Druga bramka Scaleta spowodowała, że zespół z Polkowic całkowicie stracił wiarę w to, że może cokolwiek pod Klimczokiem ugrać. Trafienie na 2:0, można tak powiedzieć, było kluczowe dla losów tego spotkania. Scalet trafił do siatki po dobrym dograniu Ezequiela Bonifacio.

– Od dwóch spotkań gram trochę wyżej – zdradził Scalet.

– Dzięki temu mam więcej okazji z przodu. Można było przewidzieć, że prędzej, czy później przełoży się to na gole. Cieszę się, że przełożyło się tak szybko. Jednak najbardziej cieszy mnie to, że drugi mecz z rzędu wygrywamy 4:0. Nadal musimy właśnie tak pracować. I zawsze mieć na uwadze następne spotkanie. Kolejny mecz zagramy już w piątek i zrobimy wszystko, by go wygrać – podkreślił pomocnik Podbeskidzia, a my przypomnijmy, że 26 listopada Podbeskidzie czeka kolejne spotkanie u siebie. W którym jednak, z formalnego punktu widzenia, gospodarzem będzie Odra Opole.

Apetyty pod Klimczokiem rosną w miarę jedzenia. Dwa mecze z rzędu wygrane po 4:0 powodują, że w głowach kibiców zaczyna kiełkować myśl o ekstraklasie. Osiem goli strzelonych w dwóch ostatnich meczach spowodowało, że Podbeskidzie Bielsko-Biała stało się najskuteczniejszym zespołem w I lidze. „Górale” mają na swoim koncie już 33 trafienia. O dwa więcej od Miedzi Legnica i o trzy od Widzewa Łódź. Skuteczność musi cieszyć trenerów Piotra Jawnego i Marcina Dymkowskiego, a jednocześnie musi martwić przeciwników. Odra Opole, czyli najbliższy rywal „górali” nie słynie ze zbyt monolitycznej linii defensywnej. Zespół, który w pierwszoligowej klasyfikacji zajmuje 10. miejsce, stracił w tym sezonie 26 bramek i tylko cztery inne drużyny są pod tym względem od Odry gorsze.

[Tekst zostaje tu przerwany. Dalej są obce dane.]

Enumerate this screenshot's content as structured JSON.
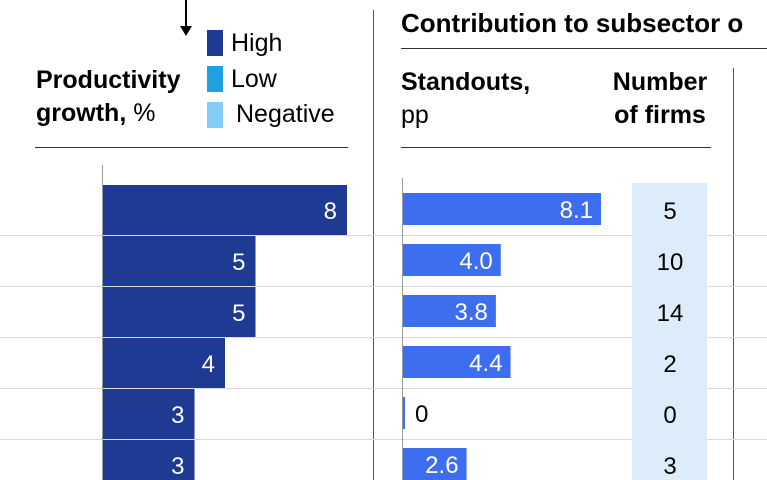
{
  "header": {
    "title": "Contribution to subsector o",
    "productivity_label_bold": "Productivity",
    "productivity_label_bold2": "growth,",
    "productivity_label_unit": " %",
    "standouts_label": "Standouts,",
    "standouts_unit": "pp",
    "firms_label_line1": "Number",
    "firms_label_line2": "of firms"
  },
  "legend": [
    {
      "label": "High",
      "color": "#1f3a93"
    },
    {
      "label": "Low",
      "color": "#1fa0e0"
    },
    {
      "label": "Negative",
      "color": "#86cdf5"
    }
  ],
  "chart_data": [
    {
      "type": "bar",
      "orientation": "horizontal",
      "series": [
        {
          "name": "High",
          "values": [
            8,
            5,
            5,
            4,
            3,
            3
          ]
        }
      ],
      "data_labels": [
        "8",
        "5",
        "5",
        "4",
        "3",
        "3"
      ],
      "xlim": [
        0,
        8
      ]
    },
    {
      "type": "bar",
      "orientation": "horizontal",
      "values": [
        8.1,
        4.0,
        3.8,
        4.4,
        0,
        2.6
      ],
      "data_labels": [
        "8.1",
        "4.0",
        "3.8",
        "4.4",
        "0",
        "2.6"
      ],
      "xlim": [
        0,
        8.1
      ]
    },
    {
      "type": "table",
      "values": [
        5,
        10,
        14,
        2,
        0,
        3
      ],
      "data_labels": [
        "5",
        "10",
        "14",
        "2",
        "0",
        "3"
      ]
    }
  ],
  "colors": {
    "productivity_bar": "#1f3a93",
    "standouts_bar": "#3d6ef0",
    "firms_bg": "#dcecfb"
  }
}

Co więcej, Podbeskidzie pokazało, że potrafi strzelać gole zespołowi, który podjął otwartą grę (Widzewowi), jak i ekipie, która przyjechała do Bielska-Białej wyłącznie się bronić (Polkowice).


Na zdjęciu: Mathieu Scalet, jak sam przyznał, mógł strzelić Polkowicom trzy gole. Skończyło się na dwóch i pewnym zwycięstwie Podbeskidzia.